First off: does everyone know what Google Glass is? Short version is that it’s a pair of glasses (or, really, just frames) with a camera mounted on them and a little see-through display that’s up in the corner of your vision. You can take pictures or video, and do things like see text messages in a “heads up display.”
Okay, so Google is now apparently going to try to pay people to figure out what to do with Glass. Which kind of points at the entire problem with Glass, which is that it seems a little bit useless.
Geeks have been talking excitedly about “augmented reality” for maybe a decade and a half now. The science-fiction vision of it, perhaps best explored in Vernor Vinge’s novel Rainbows End or Charlie Stross’ Halting State, is anywhere between stepping into a video-game, where illusory monsters and terrain are overlaid across reality, to adding information to everything. Proponents of augment reality talk excitedly about facial recognition software putting the names of people above their heads, so you never have that awkward moment of “Hey…. you!” Or seeing reviews of a product whenever you glance at it. Or step-by-step instructions for fixing your car engine in which the part you’re supposed to be touching flashes, and ghostly animations show you the exact motions that you mimic.
The thing is, though, Glass can’t do any of that. Its data shows up in a small amount of space in the upper-right part of your field of view. Any image in the small area it can show doesn’t mask out whatever’s behind it. There is no giant database of facial recognition data to search people’s names for, and if there were, there would be other technical challenges. Image searching a product to find the right reviews is a slow and awkward process, filled with errors.
I don’t have Glass, but I have tried out other very-early-stage augmented reality apps, such as Layar and Goggles. The problem with them is that the “augmented reality” parts of them don’t actually add anything to your life.
For example: one thing that Layar does relatively well is locate restaurants and lets you see ratings for them. This is occasionally useful. Sometimes, I want to get some food and I’m in an area I don’t know well, or would be interested in trying a new restaurant in. With augmented reality, the concept is I could just glance at a restaurant I’m walking past, and see, say, information from its yelp page. Which is moderately useful.
But what’s more useful is busting out the Yelp app and doing a location-aware search, getting the results from a top-down view. That way, if the restaurant I’m right next to has a 3.5 star rating, but the restaurant around the corner, that I’m not looking at, but is less than two minutes away by foot, has a 5 star rating, I know about it and can go and get the really good, not the second best.

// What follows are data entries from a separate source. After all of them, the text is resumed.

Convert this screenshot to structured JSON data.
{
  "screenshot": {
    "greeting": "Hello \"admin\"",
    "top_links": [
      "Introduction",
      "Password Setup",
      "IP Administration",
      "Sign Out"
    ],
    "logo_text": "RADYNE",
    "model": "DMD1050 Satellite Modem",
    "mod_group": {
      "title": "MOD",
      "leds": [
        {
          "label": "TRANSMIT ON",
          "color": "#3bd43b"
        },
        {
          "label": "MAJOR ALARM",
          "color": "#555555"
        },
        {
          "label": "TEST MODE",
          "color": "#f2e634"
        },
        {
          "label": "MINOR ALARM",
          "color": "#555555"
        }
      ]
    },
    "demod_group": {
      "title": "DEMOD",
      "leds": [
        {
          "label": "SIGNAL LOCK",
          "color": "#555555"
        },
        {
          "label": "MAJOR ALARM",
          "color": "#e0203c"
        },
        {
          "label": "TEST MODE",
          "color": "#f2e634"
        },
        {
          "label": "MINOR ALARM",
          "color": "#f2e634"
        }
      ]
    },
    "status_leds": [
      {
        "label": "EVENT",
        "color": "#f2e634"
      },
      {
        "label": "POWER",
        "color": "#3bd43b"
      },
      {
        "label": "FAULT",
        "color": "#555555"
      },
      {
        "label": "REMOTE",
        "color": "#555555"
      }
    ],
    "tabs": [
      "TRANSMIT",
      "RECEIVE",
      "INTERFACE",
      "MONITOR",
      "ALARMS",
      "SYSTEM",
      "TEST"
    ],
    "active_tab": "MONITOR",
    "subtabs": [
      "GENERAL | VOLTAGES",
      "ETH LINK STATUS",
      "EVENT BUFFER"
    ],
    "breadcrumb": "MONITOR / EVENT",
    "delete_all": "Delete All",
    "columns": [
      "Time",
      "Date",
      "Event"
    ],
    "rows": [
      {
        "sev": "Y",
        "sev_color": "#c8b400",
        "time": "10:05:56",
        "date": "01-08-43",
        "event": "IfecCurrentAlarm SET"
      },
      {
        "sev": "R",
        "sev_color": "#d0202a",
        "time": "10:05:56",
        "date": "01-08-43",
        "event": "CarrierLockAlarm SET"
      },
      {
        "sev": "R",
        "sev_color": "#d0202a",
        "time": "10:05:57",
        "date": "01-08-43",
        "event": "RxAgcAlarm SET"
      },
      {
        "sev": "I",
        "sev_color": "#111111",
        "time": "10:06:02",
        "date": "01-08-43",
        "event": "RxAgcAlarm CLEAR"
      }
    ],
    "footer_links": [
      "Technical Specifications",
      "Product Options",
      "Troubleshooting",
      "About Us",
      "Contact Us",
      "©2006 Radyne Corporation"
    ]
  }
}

For augmented reality information to be really, really useful, it has to be so contextual that it’s there before you even know you want it. If I have to stop and dig around for the information that I want, then I might as well pull out my phone and do the more useful search.
But that kind of extreme context-sensitivity requires more than just some fancy glasses, it involves incredible AI work. I don’t want to see restaurant ratings most of the time, or people’s names, or product reviews. I only want them a small minority of the time. And I don’t want to pause and switch apps on Glass, or I might as well pull out my phone and do the better search.
So in the mean time, Glass is kind of casting around for what to do. It will succeed or fail as “a camera that’s always pointed at what you’re looking at” and “a hands-free way to read text messages,” not as an augmented reality device. And the Glass Collective mentioned at the beginning of this article is a tacit admission that Google can’t actually think of what to do with the hardware besides make it a camera.